The Mughals were not an Indian dynasty in the civilizational sense. They were a dynasty in India — rooted in the Persianate ecumene that stretched from Anatolia to Bengal, but distinct from the indigenous Indic civilizational framework.
Richard Eaton’s India in the Persianate Age captures this well. The Mughal elite, like other Turko-Mongol polities across the Islamic world, operated through a tri-layered framework: Arabic religion, Persianate high culture, and Turko-Mongolian kingship. This pattern held from Egypt to Samarkand — and India was no exception.
But here’s the distinction: while in places like Iran, Central Asia, and even parts of Anatolia, the ruling elite and the subject populations often shared linguistic, religious, or cultural proximity, in India the Mughal court sat atop a society whose foundational worldview — Dharma, Sanskritic cosmology, ritual plurality — was wholly different.
Yes, the Mughals were cosmopolitan. Yes, Akbar attempted synthesis. But at their core, the Mughal dynasty retained its sense of separateness — not just politically, but civilizationally. Persian remained the language of court and culture, their aesthetics leaned West, and their ethos remained imperially aloof. Their legitimacy was not drawn from Indian sacred geography but from Turanic, Persian, and Islamic claims of kingship.
Contrast this with the Suri dynasty, which, despite being devoutly Muslim, left a remarkably grounded imprint. Sher Shah Suri ruled in Hindavi. His administrative and infrastructural legacy felt local, even national. In some ways, paradoxically, he felt more Indian than the Mughals did.
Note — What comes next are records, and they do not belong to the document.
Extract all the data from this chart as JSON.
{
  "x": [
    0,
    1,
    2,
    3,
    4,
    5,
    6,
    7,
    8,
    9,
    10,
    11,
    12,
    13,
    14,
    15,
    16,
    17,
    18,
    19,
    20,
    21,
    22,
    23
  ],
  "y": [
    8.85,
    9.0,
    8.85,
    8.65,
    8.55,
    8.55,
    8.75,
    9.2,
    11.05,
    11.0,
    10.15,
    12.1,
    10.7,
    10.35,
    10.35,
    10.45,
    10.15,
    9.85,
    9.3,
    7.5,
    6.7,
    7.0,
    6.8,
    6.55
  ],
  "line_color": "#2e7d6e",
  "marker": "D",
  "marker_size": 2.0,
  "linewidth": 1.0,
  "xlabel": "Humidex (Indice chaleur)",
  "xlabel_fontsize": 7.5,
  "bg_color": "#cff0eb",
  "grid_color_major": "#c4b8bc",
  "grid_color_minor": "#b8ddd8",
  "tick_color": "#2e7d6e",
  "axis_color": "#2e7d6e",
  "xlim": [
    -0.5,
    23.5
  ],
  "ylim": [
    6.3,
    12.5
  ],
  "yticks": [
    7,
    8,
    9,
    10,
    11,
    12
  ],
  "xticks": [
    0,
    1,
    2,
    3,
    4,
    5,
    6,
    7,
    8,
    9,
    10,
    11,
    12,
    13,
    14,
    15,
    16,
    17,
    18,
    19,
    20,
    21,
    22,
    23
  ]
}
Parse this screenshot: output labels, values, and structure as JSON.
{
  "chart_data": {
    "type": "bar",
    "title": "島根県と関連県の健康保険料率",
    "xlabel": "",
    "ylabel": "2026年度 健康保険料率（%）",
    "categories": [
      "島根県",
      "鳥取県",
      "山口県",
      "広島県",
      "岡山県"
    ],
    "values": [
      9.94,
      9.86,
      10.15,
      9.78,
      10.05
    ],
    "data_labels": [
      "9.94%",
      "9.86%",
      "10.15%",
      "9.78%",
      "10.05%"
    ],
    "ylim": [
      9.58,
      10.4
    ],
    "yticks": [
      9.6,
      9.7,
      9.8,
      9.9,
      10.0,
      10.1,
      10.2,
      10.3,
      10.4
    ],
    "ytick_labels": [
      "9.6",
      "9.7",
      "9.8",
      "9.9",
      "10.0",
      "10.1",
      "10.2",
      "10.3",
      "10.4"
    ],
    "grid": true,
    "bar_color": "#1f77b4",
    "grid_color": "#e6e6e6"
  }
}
This isn’t about Islam being foreign to India. Islam has deep roots in the subcontinent — from Kerala to Bengal to Kashmir. It has been deeply indigenized across regions. But when Islam arrives twinned with Persianate high culture, it becomes something else: a hybrid elite formation, distinct both from Sanskritic Hinduism and from vernacular Islam.
The British Raj, too, was alien — but ironically, its later administrators localized many elements of their rule. The Mughals, by contrast, represented a more refined foreignness: imperial, hybrid, and between worlds.
It’s telling that the most influential women of the Mughal court—Noor Jahan, Mumtaz Mahal, and Hamida Banu Begum—were all of Persian origin. They wielded real power: issuing firmans, shaping court politics, commissioning architecture. In contrast, the Hindu-indigenous consorts—Jodha Bai, Anarkali, even Aurangzeb’s Hindu Rajput lover—were celebrated in romance, not governance. They were symbols, not strategists. Influence, in the Mughal world, came not with local integration but with Persian pedigree. That, in itself, says a great deal.
So no — the Mughals were not an Indian dynasty. They were a dynasty in India. That distinction matters.